04.09.17
The history of yellow
As Elizabeth Line trains prepare to become the first to run with all-black panels since the steam era, Greg Morse, lead operational feedback specialist at the RSSB, takes a look back at the fascinating history of the famous yellow front end.
Imagine being trackside on a warm summer’s morning. It’s 1952 and there’s hardly a cloud in the sky. In one direction, you can see for miles as the metals stretch out in front of you; in the other, the line curves away, disappearing down behind a bank lined with trees. It’s from that direction that the next train’s due. No problem for you as you work alone in the cess: it’ll probably be worked by a ‘Black Five’ and be audible for miles, the engine barking as it struggles up the gradient – plenty of time to get to a position of safety before it’s upon you.
Now imagine being in the same spot nine years later: it’s still bright, you can still see for miles in one direction and the line still curves away in the other. The next train’s due from the latter, only this time it’s not a ‘Five’ on the front, but a new-fangled ‘Brush 2’ – a diesel, a demon to some, a necessity to others. No time to muse on that now, though – you’ve got work to do, and not much time to do it in. You get stuck in. You’re so stuck in you almost miss the horn as the train rounds the bend, almost fail to pick up your tools, almost fail to get to a place of safety before it rumbles past...
The trouble was – in comparison to steam engines – diesels were quiet, electrics quieter still. Yet they had to come, and were coming – though you couldn’t always hear them when they did! You couldn’t always see them either, the green livery of the diesels often blending them into rural backgrounds. But what if there was some way they could be made easier to see? It would certainly help trackworkers, and help farmers using occupation crossings too.

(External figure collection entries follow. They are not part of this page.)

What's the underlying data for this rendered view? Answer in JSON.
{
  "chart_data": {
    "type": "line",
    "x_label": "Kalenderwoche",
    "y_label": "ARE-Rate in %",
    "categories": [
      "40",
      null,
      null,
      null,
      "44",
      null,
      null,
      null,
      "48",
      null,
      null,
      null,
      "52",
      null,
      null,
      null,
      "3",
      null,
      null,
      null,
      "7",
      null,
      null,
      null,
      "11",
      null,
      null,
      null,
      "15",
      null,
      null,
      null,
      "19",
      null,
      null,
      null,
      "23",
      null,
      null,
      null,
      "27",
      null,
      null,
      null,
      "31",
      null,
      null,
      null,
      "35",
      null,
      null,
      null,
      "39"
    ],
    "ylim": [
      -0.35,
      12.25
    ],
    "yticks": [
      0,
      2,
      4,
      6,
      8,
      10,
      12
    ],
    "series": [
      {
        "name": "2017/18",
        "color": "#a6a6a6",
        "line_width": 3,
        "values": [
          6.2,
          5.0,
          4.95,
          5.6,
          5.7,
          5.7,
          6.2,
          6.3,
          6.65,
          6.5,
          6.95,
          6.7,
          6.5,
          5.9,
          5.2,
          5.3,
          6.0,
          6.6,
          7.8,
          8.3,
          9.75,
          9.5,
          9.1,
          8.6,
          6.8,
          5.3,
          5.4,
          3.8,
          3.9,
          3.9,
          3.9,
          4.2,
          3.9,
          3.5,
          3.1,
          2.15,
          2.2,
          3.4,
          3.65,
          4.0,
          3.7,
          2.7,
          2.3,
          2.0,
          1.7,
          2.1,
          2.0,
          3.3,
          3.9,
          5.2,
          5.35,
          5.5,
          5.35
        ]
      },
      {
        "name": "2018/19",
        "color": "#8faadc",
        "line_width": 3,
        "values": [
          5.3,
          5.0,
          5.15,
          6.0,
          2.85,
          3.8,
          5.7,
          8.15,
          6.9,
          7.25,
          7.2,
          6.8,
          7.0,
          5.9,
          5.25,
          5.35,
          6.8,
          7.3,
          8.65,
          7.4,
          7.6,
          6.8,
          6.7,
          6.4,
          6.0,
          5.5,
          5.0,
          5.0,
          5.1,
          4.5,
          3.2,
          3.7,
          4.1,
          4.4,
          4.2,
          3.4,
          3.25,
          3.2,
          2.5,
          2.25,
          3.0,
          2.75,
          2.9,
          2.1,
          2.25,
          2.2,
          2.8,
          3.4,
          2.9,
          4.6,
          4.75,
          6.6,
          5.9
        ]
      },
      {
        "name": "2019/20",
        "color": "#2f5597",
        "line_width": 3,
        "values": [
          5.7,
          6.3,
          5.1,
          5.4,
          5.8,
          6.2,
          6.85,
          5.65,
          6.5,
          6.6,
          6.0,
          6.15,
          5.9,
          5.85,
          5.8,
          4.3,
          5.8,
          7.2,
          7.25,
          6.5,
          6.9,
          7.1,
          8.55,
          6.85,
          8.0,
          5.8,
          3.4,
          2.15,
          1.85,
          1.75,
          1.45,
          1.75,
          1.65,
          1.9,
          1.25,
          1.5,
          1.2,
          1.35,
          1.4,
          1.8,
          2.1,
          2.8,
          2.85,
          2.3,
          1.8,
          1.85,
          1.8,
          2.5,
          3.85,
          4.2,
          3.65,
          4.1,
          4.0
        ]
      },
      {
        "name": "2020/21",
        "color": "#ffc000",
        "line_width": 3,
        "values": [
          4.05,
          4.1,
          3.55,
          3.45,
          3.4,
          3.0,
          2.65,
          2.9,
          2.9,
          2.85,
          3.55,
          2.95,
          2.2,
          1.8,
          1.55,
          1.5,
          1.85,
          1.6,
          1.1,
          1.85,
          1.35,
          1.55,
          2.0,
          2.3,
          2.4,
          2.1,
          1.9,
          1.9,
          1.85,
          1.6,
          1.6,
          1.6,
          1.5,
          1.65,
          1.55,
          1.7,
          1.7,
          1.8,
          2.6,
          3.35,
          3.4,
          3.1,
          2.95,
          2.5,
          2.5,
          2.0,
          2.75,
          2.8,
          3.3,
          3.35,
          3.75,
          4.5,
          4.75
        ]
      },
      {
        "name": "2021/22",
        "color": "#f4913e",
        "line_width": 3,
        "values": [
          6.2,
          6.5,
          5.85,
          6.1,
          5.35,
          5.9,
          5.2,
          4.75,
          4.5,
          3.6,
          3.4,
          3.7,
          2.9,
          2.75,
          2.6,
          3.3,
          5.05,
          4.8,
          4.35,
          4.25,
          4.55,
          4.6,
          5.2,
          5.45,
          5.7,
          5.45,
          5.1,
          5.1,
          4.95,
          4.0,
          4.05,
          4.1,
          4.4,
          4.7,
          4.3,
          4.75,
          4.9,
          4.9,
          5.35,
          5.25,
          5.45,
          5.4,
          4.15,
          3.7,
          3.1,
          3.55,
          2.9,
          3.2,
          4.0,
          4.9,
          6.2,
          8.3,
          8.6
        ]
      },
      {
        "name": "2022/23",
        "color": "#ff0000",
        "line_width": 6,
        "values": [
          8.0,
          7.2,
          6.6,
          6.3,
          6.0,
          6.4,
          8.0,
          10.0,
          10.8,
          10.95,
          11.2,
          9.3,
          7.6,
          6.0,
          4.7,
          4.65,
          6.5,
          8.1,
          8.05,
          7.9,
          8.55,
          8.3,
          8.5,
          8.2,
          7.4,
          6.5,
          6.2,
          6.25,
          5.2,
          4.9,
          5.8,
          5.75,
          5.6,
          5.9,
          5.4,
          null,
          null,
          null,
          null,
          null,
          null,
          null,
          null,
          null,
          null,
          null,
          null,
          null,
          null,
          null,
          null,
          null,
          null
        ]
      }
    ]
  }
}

The solution was simple: paint a ‘bright yellow panel’ to the fronts of the new locomotives and units. From 1961, it was done; it was done a bit more when the new ‘corporate BR identity’ was born a few years later, a full yellow end becoming almost a second livery colour against the cool Monastral Blue of that design.
These beacons in the dark, beacons in the distance, glowed for many years, each a testament to the safety of those on or about the line. Yet time changes everything, technology more than most.
By the early 70s, the Class 87 electrics were emerging with new central headlights, similar to those that would adorn the diesel-powered 56s a few years later. And a 1971 report noted that such lights improved the visibility of trains to track workers even more.
And when the 47s converted for push-pull working between Edinburgh and Glasgow emerged with a new design of lamp from the end of 1979, it set a precedent that would be compounded five years later, when a call came for the many front lighting systems in use on BR to be standardised. The same report also contained the first record of the current arrangement of two headlamps, two marker lamps and two tail lamps on each end of each loco or traction unit.
As the 80s drew on, more and more classes emerged with square-cased headlamps, though the yellow end remained. Nowadays, headlight technology has improved so much that, if a lamp arrangement compliant with the minimum requirements in the Technical Specifications for Operability (TSI) – which requires two headlamps, three marker lamps and two tail lamps, all of specific luminescent properties – is used on a loco or unit, then the yellow end can be any colour (though of course ‘any colour’ still includes yellow, and many may decide to stick with that golden hue for continuity’s sake or if it suits their particular needs better). Note that a company changing to ‘non-yellow’ must consult all affected parties and undertake a suitable and sufficient risk assessment like the one set out in the Common Safety Method on Risk Evaluation and Assessment Regulations. All this has been embodied in new audibility and visibility requirements for rail vehicles within Railway Group Standard GM/RT2131, which came into force in March 2016.
Of course, vehicles with headlamps that are not TSI-compliant will still require a yellow front end. Similarly, yellow plant still has to be yellow all over, and shunting locomotives and snowploughs will still need forward-facing surfaces to be painted yellow with black chevrons where it’s reasonable to provide them.
It looks weird after all this time, but even the black ends of the new Elizabeth Line units should provide sufficient contrast with their headlights to enhance their visibility to staff on the ground. But the need to maintain those headlights will be more important than ever before going forward.